Hardy Dealerships in Dallas, Georgia, did not cancel its Red Cross blood drive on March 13. But only 11 people attended the five-hour blood drive, which typically draws about 25 people when the auto group holds it every few months. “While I was having blood drawn, I asked [the phlebotomist] if they had host organizations cancel, and they had three cancel yesterday,” says Justin Fuller, controller at the Hardy Family Automotive Group. “Schools had asked them not to come, and some churches were also closing.”

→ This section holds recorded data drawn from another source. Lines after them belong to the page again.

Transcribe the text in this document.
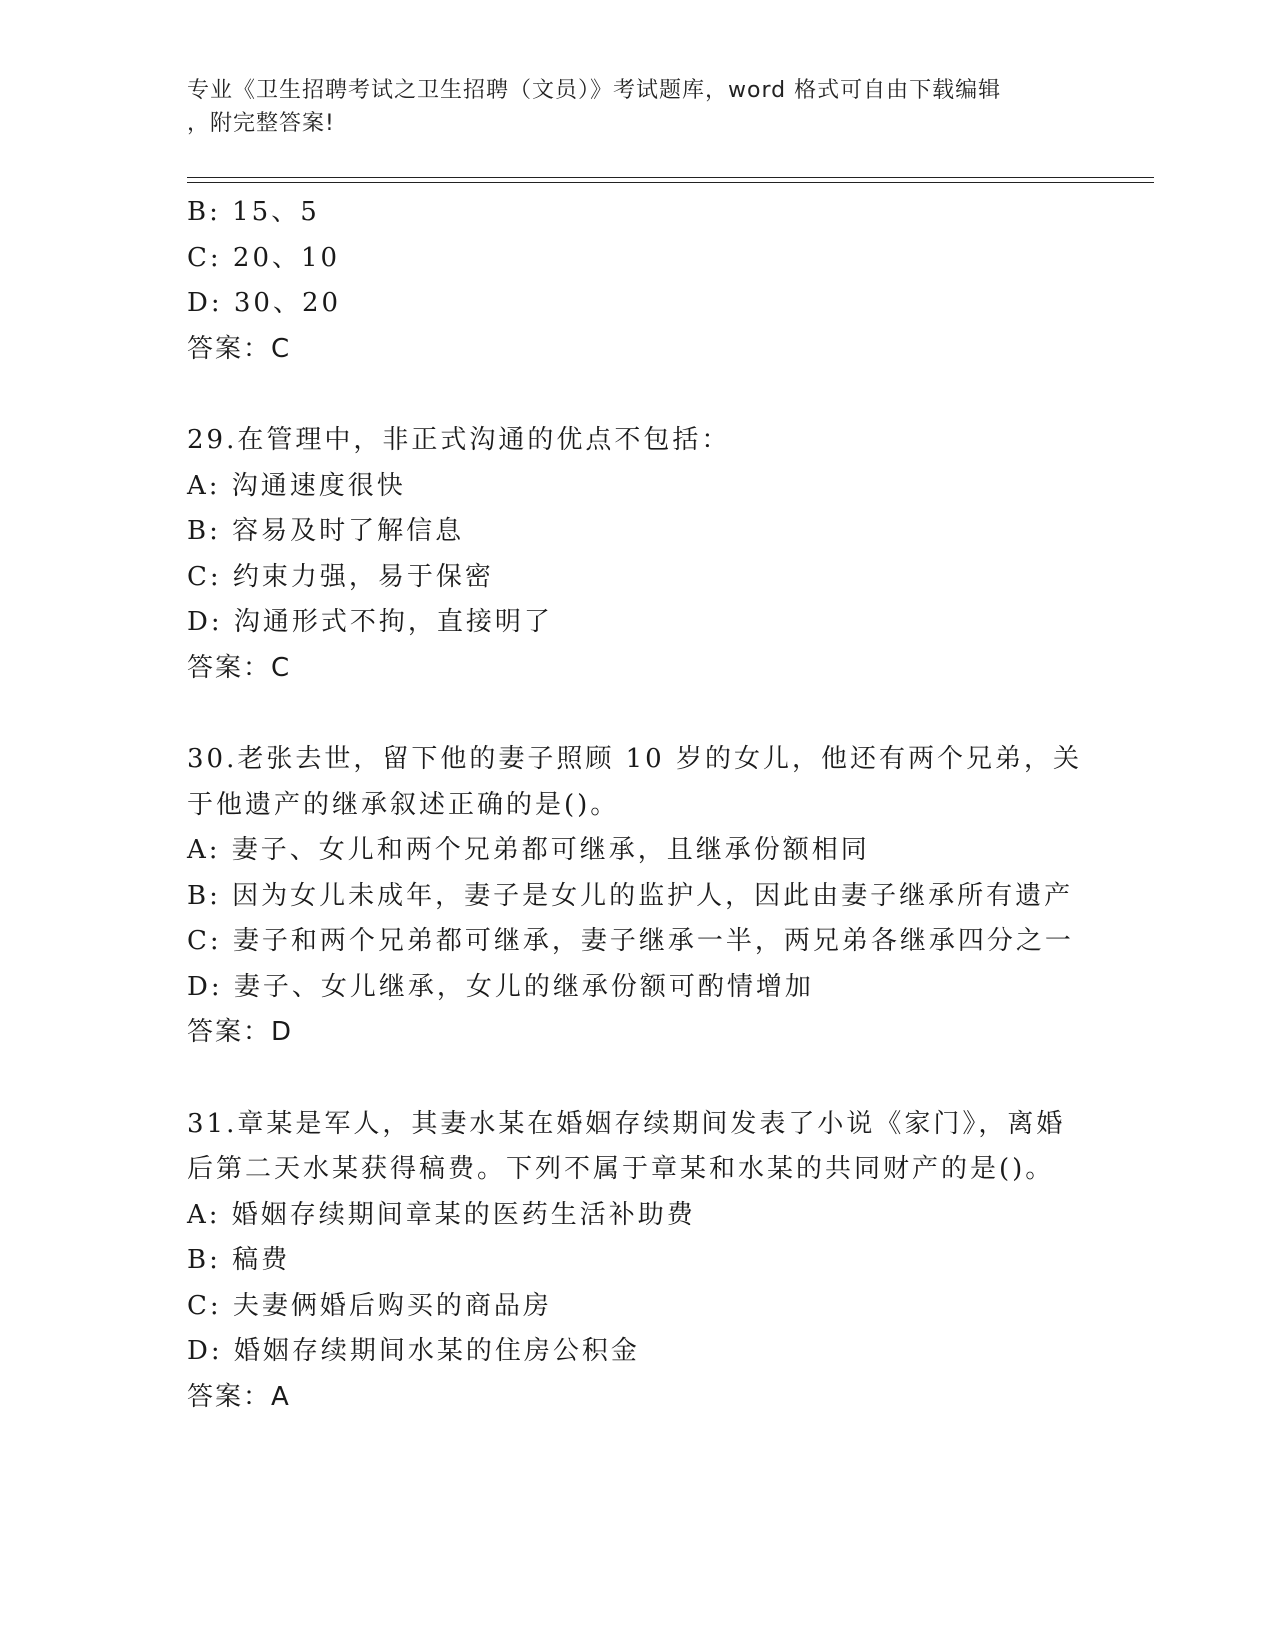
专业《卫生招聘考试之卫生招聘（文员）》考试题库，word 格式可自由下载编辑
，附完整答案!
B: 15、5
C: 20、10
D: 30、20
答案：C
29.在管理中，非正式沟通的优点不包括：
A: 沟通速度很快
B: 容易及时了解信息
C: 约束力强，易于保密
D: 沟通形式不拘，直接明了
答案：C
30.老张去世，留下他的妻子照顾 10 岁的女儿，他还有两个兄弟，关
于他遗产的继承叙述正确的是()。
A: 妻子、女儿和两个兄弟都可继承，且继承份额相同
B: 因为女儿未成年，妻子是女儿的监护人，因此由妻子继承所有遗产
C: 妻子和两个兄弟都可继承，妻子继承一半，两兄弟各继承四分之一
D: 妻子、女儿继承，女儿的继承份额可酌情增加
答案：D
31.章某是军人，其妻水某在婚姻存续期间发表了小说《家门》，离婚
后第二天水某获得稿费。下列不属于章某和水某的共同财产的是()。
A: 婚姻存续期间章某的医药生活补助费
B: 稿费
C: 夫妻俩婚后购买的商品房
D: 婚姻存续期间水某的住房公积金
答案：A
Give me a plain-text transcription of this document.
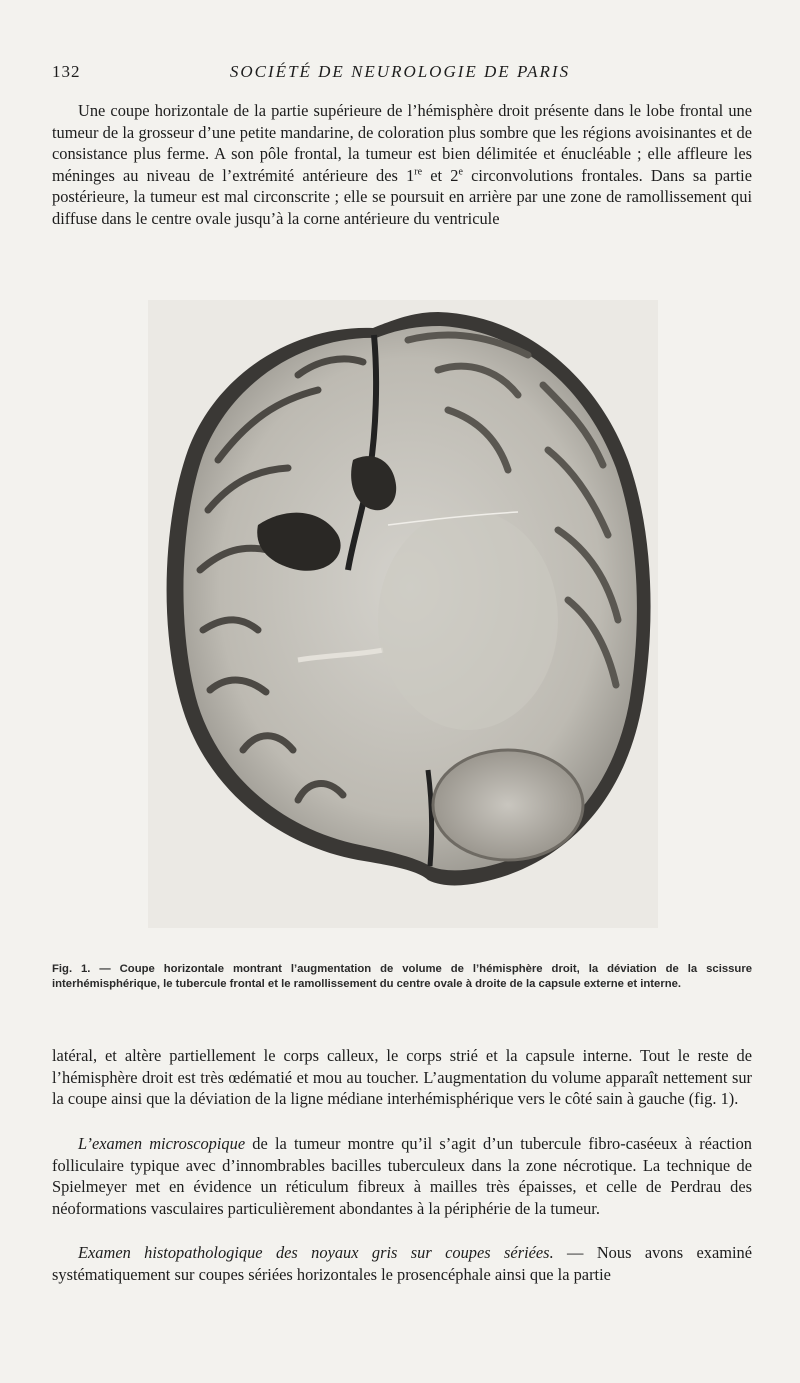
132	SOCIÉTÉ DE NEUROLOGIE DE PARIS

Une coupe horizontale de la partie supérieure de l’hémisphère droit présente dans le lobe frontal une tumeur de la grosseur d’une petite mandarine, de coloration plus sombre que les régions avoisinantes et de consistance plus ferme. A son pôle frontal, la tumeur est bien délimitée et énucléable ; elle affleure les méninges au niveau de l’extrémité antérieure des 1re et 2e circonvolutions frontales. Dans sa partie postérieure, la tumeur est mal circonscrite ; elle se poursuit en arrière par une zone de ramollissement qui diffuse dans le centre ovale jusqu’à la corne antérieure du ventricule

Fig. 1. — Coupe horizontale montrant l’augmentation de volume de l’hémisphère droit, la déviation de la scissure interhémisphérique, le tubercule frontal et le ramollissement du centre ovale à droite de la capsule externe et interne.

latéral, et altère partiellement le corps calleux, le corps strié et la capsule interne. Tout le reste de l’hémisphère droit est très œdématié et mou au toucher. L’augmentation du volume apparaît nettement sur la coupe ainsi que la déviation de la ligne médiane interhémisphérique vers le côté sain à gauche (fig. 1).

L’examen microscopique de la tumeur montre qu’il s’agit d’un tubercule fibro-caséeux à réaction folliculaire typique avec d’innombrables bacilles tuberculeux dans la zone nécrotique. La technique de Spielmeyer met en évidence un réticulum fibreux à mailles très épaisses, et celle de Perdrau des néoformations vasculaires particulièrement abondantes à la périphérie de la tumeur.

Examen histopathologique des noyaux gris sur coupes sériées. — Nous avons examiné systématiquement sur coupes sériées horizontales le prosencéphale ainsi que la partie
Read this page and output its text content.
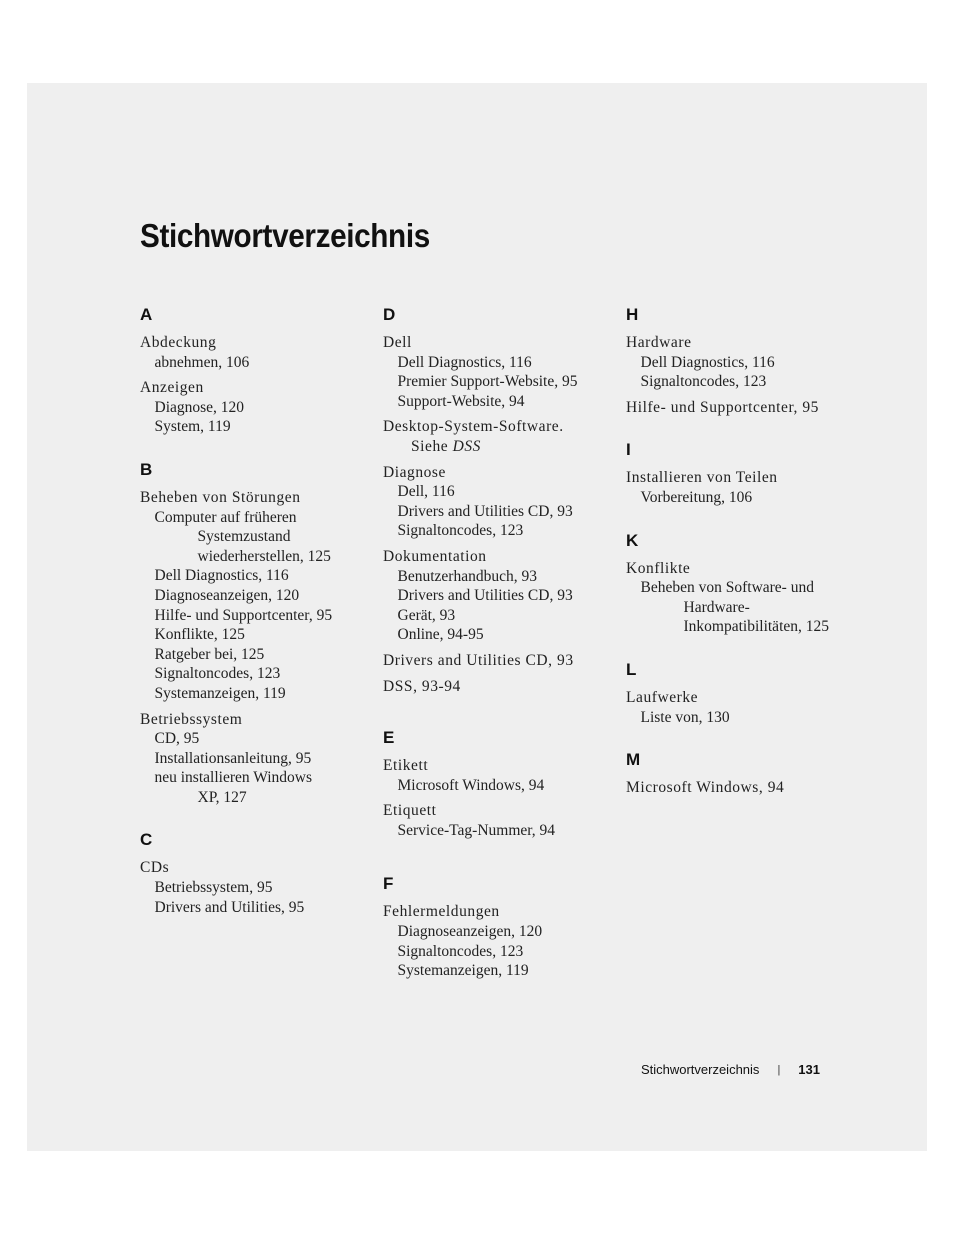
Stichwortverzeichnis
A
Abdeckung
abnehmen, 106
Anzeigen
Diagnose, 120
System, 119
B
Beheben von Störungen
Computer auf früheren
Systemzustand
wiederherstellen, 125
Dell Diagnostics, 116
Diagnoseanzeigen, 120
Hilfe- und Supportcenter, 95
Konflikte, 125
Ratgeber bei, 125
Signaltoncodes, 123
Systemanzeigen, 119
Betriebssystem
CD, 95
Installationsanleitung, 95
neu installieren Windows
XP, 127
C
CDs
Betriebssystem, 95
Drivers and Utilities, 95
D
Dell
Dell Diagnostics, 116
Premier Support-Website, 95
Support-Website, 94
Desktop-System-Software.
Siehe DSS
Diagnose
Dell, 116
Drivers and Utilities CD, 93
Signaltoncodes, 123
Dokumentation
Benutzerhandbuch, 93
Drivers and Utilities CD, 93
Gerät, 93
Online, 94-95
Drivers and Utilities CD, 93
DSS, 93-94
E
Etikett
Microsoft Windows, 94
Etiquett
Service-Tag-Nummer, 94
F
Fehlermeldungen
Diagnoseanzeigen, 120
Signaltoncodes, 123
Systemanzeigen, 119
H
Hardware
Dell Diagnostics, 116
Signaltoncodes, 123
Hilfe- und Supportcenter, 95
I
Installieren von Teilen
Vorbereitung, 106
K
Konflikte
Beheben von Software- und
Hardware-
Inkompatibilitäten, 125
L
Laufwerke
Liste von, 130
M
Microsoft Windows, 94
Stichwortverzeichnis | 131
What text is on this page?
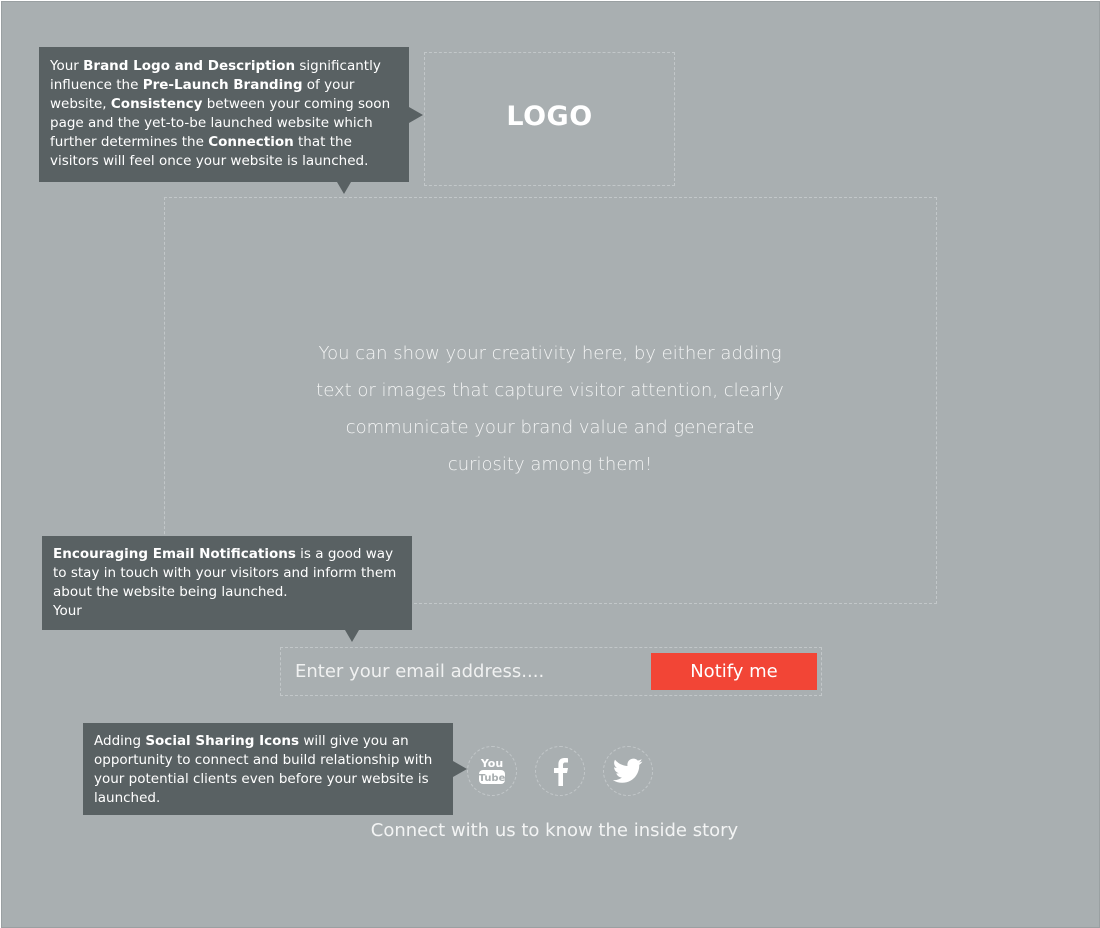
LOGO
You can show your creativity here, by either adding text or images that capture visitor attention, clearly communicate your brand value and generate curiosity among them!
Your Brand Logo and Description significantly influence the Pre-Launch Branding of your website, Consistency between your coming soon page and the yet-to-be launched website which further determines the Connection that the visitors will feel once your website is launched.
Encouraging Email Notifications is a good way to stay in touch with your visitors and inform them about the website being launched.
Your
Enter your email address....
Notify me
Adding Social Sharing Icons will give you an opportunity to connect and build relationship with your potential clients even before your website is launched.
You
Tube
Connect with us to know the inside story
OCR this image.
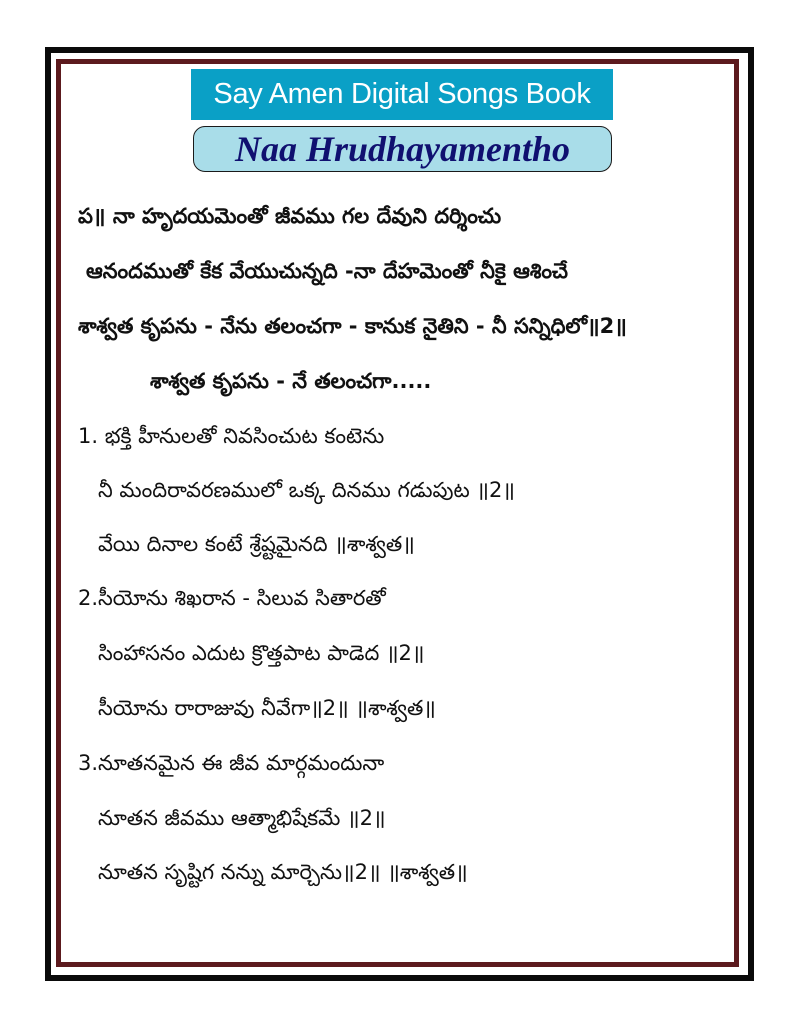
Say Amen Digital Songs Book
Naa Hrudhayamentho
ప॥ నా హృదయమెంతో జీవము గల దేవుని దర్శించు
ఆనందముతో కేక వేయుచున్నది -నా దేహమెంతో నీకై ఆశించే
శాశ్వత కృపను - నేను తలంచగా - కానుక నైతిని - నీ సన్నిధిలో॥2॥
శాశ్వత కృపను - నే తలంచగా.....
1. భక్తి హీనులతో నివసించుట కంటెను
నీ మందిరావరణములో ఒక్క దినము గడుపుట ॥2॥
వేయి దినాల కంటే శ్రేష్టమైనది ॥శాశ్వత॥
2.సీయోను శిఖరాన - సిలువ సితారతో
సింహాసనం ఎదుట క్రొత్తపాట పాడెద ॥2॥
సీయోను రారాజువు నీవేగా॥2॥ ॥శాశ్వత॥
3.నూతనమైన ఈ జీవ మార్గమందునా
నూతన జీవము ఆత్మాభిషేకమే ॥2॥
నూతన సృష్టిగ నన్ను మార్చెను॥2॥ ॥శాశ్వత॥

Bloodworks Northwest, a nonprofit blood donation organization that serves hospitals in Washington state and Oregon, also saw a recent rise in cancellations. As schools closed and new work-from-home policies began in those areas, host sites dropped out and people canceled appointments. They lost 100 blood drives (which means about 2,500 donations) as a result, says Curt Bailey, president and CEO of Bloodworks Northwest.

At the beginning of March, “we sounded the alarm and said the blood supply is going to collapse,” says Bailey. “We used that word, which we had never used before, to make it very clear to people: this is it.”

After public officials urged people to give blood and media began writing about the crisis, “we started to see a significant influx of newly scheduled appointments, and we started to see new organizations raise their hands and offer to host a blood drive,” Bailey says. The trend reversed. “Now, our blood supply is healthy and our inventories are very strong.” The challenge, he says, will be converting crisis donors into ones who give regularly to sustain them through the coronavirus outbreak.

To convince people that giving blood is safe, the Red Cross is asking those who have traveled to China, Hong Kong, Macau, Iran, Italy and South Korea not to donate for a month after their trip, and for people diagnosed with COVID-19 (or who have had contact with a person suspected to have the virus) to postpone donating for a month. “But that’s just out of an abundance of caution,” says Hrouda. “There are no data or evidence that this coronavirus can be transmitted by blood transfusion.”

Workers are also taking people’s temperatures before they enter blood drives (not after they get inside, the typical practice), Hrouda says. Donors are placed farther apart from one another. “We already had a very tight cleaning process, but we’re cleaning everything down between every donor and making sure our staff wears appropriate PPE [personal protective equipment],” he says.

He hopes that the extra measures, and the need, encourage people to donate. “Our concern is we’re going to see a pretty dramatic and pretty rapid drop in the inventory of blood in the U.S., both with the Red Cross and non-Red Cross blood centers,” Hrouda says. “That’s going to put a very important source of care for hospital patients at risk.”